Même si des films historiques et musicaux (par exemple Cuca e maleve de Dhimitër Anagnosti en 1974) sont également produits, le genre préféré des Albanais reste le film dramatique, voire mélodramatique et - il faut bien le dire - un rien moralisateur.
Pendant cette décennie une nouvelle génération de réalisateurs se fait connaître, tels que Rikard Ljarja, Saimir Kumbaro, Ibrahim Muço, Kristaq Mitro ou encore Esat Musliu. La Radio-Télévision albanaise se met aussi à produire des films, par exemple Udha e shkronjave et Kur hidleshin themelet, réalisés par Vladimir Prifti en 1978. Voici les propos de Claudio Gubitosi, le directeur du Festival de Giffoni : « Je savais que 1978 représentait l'époque magique de la cinématographie albanaise »[4].
À la fin de cette période, particulièrement dans les années 1980, les films albanais se tournent davantage vers des événements immédiatement contemporains, ou alors antérieurs à la Seconde Guerre mondiale. De nouveaux noms de réalisateurs émergent, à travers des films tels que Face à face (1979), de Kujtim Çashku et Piro Milkani ; La Main de l’homme (1983, Kujtim Çashku) ; Agimet e stinës së madhe (1981, Albert Minga), Kohë e largët (1983, Spartak Pecani) ; Tela për violinë (1987, Bujar Kapexhiu) et bien d'autres.
En ce qui concerne les films documentaires, leur production se stabilise autour de vingt à quarante films par an pendant les années 1970 et 1980. Des thèmes plutôt culturels sont désormais abordés, mais la propagande n’a pas disparu. C’est alors qu’apparaît aussi le cinéma d'animation albanais, avec le petit film de 7 minutes réalisé par Vlash Droboniku et Tomi Vaso en 1975, Zana dhe Miri. La production d'animations atteint alors environ 16 films par an.
À cette époque les studios Shqipëria et la Télévision albanaise — dans le cadre d’une organisation étatique centralisée — contrôlent pratiquement toute la production cinématographique du pays.
La mort du dictateur Enver Hoxha en 1985, puis la chute du mur de Berlin vont précipiter les événements et conduire à d’importants changements en Albanie. Vers 1990, la situation du cinéma est la suivante : on trouve dans le pays environ 450 salles permanentes ou mobiles, souvent vétustes, aux équipements obsolètes. Les films eux-mêmes sont assez conservateurs, la prise de risques étant de toute façon difficile, et de fait 80 longs métrages sur 200 sont des adaptations d’œuvres littéraires albanaises.
De profondes réformes suivent ces bouleversements politiques. Le studio unique éclate en plusieurs unités et des films sont désormais produits par des entreprises privées, en coopération avec d’une part le Centre national de la cinématographie Qendra Kombëtare e Kinematografisë (QKK) fondé au milieu des années 1990 et d’autre part des producteurs étrangers. QKK se trouve désormais en position de force, ce qui n’est pas du goût de tous les professionnels du cinéma.
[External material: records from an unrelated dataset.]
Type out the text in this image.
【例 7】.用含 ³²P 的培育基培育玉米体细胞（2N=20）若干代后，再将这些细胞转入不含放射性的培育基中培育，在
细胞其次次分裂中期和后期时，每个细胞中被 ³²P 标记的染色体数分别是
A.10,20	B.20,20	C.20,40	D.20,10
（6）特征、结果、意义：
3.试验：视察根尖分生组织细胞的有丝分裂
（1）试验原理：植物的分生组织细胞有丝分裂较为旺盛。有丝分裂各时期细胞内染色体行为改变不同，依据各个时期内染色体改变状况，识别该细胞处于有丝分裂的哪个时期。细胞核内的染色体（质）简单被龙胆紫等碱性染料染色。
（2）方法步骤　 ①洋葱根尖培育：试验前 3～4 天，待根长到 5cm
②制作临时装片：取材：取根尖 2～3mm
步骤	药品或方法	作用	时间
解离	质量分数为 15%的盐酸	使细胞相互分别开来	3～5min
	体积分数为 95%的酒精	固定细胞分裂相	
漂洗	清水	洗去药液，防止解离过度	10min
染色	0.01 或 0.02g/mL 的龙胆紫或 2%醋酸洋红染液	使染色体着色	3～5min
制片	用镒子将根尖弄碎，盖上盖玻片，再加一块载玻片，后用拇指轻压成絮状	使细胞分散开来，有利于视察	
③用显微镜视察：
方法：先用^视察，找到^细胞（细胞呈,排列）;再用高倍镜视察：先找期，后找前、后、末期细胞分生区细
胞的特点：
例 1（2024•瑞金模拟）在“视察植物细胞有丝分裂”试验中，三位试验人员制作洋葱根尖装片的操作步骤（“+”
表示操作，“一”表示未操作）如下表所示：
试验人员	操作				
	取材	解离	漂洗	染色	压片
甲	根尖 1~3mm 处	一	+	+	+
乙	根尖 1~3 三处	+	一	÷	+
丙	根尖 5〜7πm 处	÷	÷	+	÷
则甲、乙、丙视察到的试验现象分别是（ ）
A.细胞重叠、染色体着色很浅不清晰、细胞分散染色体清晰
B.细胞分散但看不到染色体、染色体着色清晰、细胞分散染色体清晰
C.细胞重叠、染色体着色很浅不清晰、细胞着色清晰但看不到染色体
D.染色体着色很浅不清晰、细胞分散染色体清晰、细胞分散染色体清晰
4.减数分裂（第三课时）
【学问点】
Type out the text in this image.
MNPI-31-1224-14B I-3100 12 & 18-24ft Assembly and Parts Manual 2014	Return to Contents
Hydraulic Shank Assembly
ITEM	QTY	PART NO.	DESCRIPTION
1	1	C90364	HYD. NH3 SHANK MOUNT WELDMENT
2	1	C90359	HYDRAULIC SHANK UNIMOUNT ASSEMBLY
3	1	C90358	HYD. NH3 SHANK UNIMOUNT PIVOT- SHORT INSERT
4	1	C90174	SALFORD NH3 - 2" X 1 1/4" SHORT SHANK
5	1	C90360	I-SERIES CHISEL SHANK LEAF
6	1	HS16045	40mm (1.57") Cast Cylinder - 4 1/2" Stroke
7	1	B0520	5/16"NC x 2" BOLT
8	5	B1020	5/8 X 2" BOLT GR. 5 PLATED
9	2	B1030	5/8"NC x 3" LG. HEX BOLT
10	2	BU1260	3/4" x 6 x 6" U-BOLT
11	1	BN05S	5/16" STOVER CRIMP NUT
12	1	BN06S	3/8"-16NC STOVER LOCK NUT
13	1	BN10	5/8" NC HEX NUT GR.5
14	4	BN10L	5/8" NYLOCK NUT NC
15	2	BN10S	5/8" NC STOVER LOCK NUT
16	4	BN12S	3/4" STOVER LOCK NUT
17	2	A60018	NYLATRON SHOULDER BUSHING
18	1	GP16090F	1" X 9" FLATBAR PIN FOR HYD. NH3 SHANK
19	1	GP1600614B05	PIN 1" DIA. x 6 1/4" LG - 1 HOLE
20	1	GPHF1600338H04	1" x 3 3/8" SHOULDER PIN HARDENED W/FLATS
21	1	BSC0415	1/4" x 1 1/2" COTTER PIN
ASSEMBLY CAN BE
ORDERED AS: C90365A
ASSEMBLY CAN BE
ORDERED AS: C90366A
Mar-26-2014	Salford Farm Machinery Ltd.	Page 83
Dans les années 1950, réalisateurs et techniciens albanais avaient commencé à se former dans les pays de l’Est, à Prague ou à Moscou. Parmi les générations suivantes beaucoup suivent des formations à l’Académie des Beaux-Arts de Tirana ou au sein du studio lui-même.
Une certaine forme de critique cinématographique et de réflexion théorique sur le cinéma s’est développée en parallèle, principalement le fait des professionnels du cinéma eux-mêmes ou de journalistes. Un périodique spécialisé existait dans les années 1980, Skena dhe Ekrani (Stage and Screen), mais il a cessé de paraître au début de la décennie suivante.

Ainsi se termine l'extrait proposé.